Symantec’s semi-annual Internet Security Threat report, released last month, paints a picture of an increasingly threatening Internet. But unlike previous reports, there seems to be little in the way of good news.
In the first half of the year, one in six companies reported a serious security breach, a number that increased to one in two in the second half. August, which will go down in history in malware folklore, had a nasty 12-day period when Blaster, Welchia and SoBig.F infected millions of machines worldwide and caused billions of dollars in damage. The second half of the year also saw a prodigious increase in the number of Win32 viruses and worms — 1,702 released in the second half versus 687 in the first.
Tony Vincent, lead global security architect with Symantec Corp., said some of the dramatic increase seen in reported security breaches could be due to one bad month. “In the front half of the year we didn’t have the big gang of three that we had in August,” he said. “That was very much a new thing.” Regardless, Vincent said there is also some concern with what he called the “shrinking time to market” — Blaster was released only 26 days after the vulnerability became public — and the trend of malware writers to simply use backdoors left by other worms, viruses or vulnerability exploits.
None of this news really surprised David Klein, network analyst with the Toronto Catholic School Board. “I guess I’d have to say that a lot more of my time (was) taken actually keeping on top of it, and verifying that our systems (were) fully protected,” he said. The tail end of the year “definitely” took up “more of my mental bandwidth.”
There was some good news though. The number of reported vulnerabilities plateaued more or less: 2,587 in 2002 versus 2,636 in 2003. While this stabilization could be explained by more secure software, it could also be explained by 2003 having, relatively speaking, fewer software releases.
“Last year, we might have been at a low point in terms of the software release schedule,” said Steve Poelking, a research director with IDC Canada Ltd. in Toronto. The previous year’s increase, when vulnerability numbers went up 81 per cent, could simply have been due to an increase in the number of application releases following the big launches of Windows 2000 and XP, he said.
But Poelking said the news from 2003 was not all bad. “Are we out of the woods?
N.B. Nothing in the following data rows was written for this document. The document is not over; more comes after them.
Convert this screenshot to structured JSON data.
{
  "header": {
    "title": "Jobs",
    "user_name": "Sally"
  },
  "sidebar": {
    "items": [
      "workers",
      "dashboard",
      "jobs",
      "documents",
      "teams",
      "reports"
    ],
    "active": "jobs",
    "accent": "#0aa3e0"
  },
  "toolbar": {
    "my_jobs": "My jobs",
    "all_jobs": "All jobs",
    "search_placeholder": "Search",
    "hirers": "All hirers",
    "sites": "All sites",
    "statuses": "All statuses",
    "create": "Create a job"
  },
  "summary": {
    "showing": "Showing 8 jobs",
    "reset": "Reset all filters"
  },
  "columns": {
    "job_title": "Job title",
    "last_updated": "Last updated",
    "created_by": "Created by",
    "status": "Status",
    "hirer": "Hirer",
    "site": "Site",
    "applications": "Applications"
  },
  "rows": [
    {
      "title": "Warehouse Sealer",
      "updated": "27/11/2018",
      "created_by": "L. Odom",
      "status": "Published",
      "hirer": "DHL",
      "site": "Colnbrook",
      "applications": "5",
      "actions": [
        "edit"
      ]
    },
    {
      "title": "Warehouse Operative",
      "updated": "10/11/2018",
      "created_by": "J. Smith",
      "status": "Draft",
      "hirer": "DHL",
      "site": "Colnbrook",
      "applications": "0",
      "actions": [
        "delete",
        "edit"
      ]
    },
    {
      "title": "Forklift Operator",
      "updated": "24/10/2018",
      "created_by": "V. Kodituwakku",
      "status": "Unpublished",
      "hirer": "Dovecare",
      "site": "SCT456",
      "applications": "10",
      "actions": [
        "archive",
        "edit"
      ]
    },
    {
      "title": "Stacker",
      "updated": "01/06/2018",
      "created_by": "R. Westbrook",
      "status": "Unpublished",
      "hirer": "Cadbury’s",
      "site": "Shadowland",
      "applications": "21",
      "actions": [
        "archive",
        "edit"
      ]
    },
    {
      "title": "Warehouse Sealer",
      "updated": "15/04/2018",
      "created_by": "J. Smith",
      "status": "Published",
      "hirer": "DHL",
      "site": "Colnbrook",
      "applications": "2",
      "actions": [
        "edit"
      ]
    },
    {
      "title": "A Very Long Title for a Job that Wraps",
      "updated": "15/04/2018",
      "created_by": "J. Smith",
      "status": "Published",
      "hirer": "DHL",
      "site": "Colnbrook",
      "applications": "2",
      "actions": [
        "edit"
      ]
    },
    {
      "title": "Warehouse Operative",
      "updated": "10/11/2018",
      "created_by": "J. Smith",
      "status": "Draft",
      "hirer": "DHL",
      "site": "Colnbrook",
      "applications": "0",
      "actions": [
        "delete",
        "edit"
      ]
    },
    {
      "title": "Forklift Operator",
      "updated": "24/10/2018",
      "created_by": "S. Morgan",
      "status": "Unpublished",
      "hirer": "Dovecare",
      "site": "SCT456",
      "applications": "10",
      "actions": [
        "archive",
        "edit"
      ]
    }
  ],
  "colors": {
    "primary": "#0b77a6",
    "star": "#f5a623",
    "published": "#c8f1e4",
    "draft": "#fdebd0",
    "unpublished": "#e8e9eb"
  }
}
No…[but] I think the products are getting better,” he said. There is also an increase vendor focus on research and development, he said.
“Part of this story is it is still (the responsibility of) companies to have good policies and procedures to deal with this issue,” he said. “It isn’t just a technology solution.”
The statistics for the report came from Symantec Managed Security customers and 20,000 sensors located in more than 180 countries. The report covers July 1 to December 31, 2003.